We moved forward with our photo shoot, and quickly I began laying out possible layouts for each of the groups with the photos taken.
Next we needed to pick colors for each group based off the colors within their mini collections. I started by matching pantone swatches to the key pieces in each group. Then I set up a grid with mini changes to then print in cmyk color on our large format printer. From here I took colors that were working best and continued to refine. I repeated this step over and over until I had the perfect pallet with the perfect combinations of CMYK for each color.
The art director wasn’t entirely happy with the script font used though the book and asked to see other versions, so like the color study I created a font study. Ultimately we used the original font used for the comps.
Next the creative director wanted the group names to stand out a little more, and to feel more consistent with the rest of the elements on the page. I ended up putting them into bubbles like the style bubbles, but to make them more dynamic I took the same words, faded them out, and underplayed them under the group names.
I reworked the front of the book with our actual photography.
Then I reworked the back of the book to give our foundation a full spread instead of a single page.

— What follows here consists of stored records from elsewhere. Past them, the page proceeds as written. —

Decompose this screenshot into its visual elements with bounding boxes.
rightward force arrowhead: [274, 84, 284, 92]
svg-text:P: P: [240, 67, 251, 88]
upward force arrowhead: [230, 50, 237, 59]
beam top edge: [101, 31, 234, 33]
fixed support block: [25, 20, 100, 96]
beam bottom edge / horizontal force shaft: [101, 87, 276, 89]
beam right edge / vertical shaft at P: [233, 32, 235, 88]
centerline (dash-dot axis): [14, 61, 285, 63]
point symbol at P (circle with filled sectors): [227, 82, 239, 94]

After all of this work the book was finally finished and ready to go to print. We went through several rounds with the printer to get the color just right and then went on press. Most of the book went very well on press though the cross overs were difficult with the large fields of color, and there was one outfit in particular where a jacket was printing with a more effect, and when we fixed the more we ended up destroying all the detail. My poor creative director got to spend the night at the press for that one.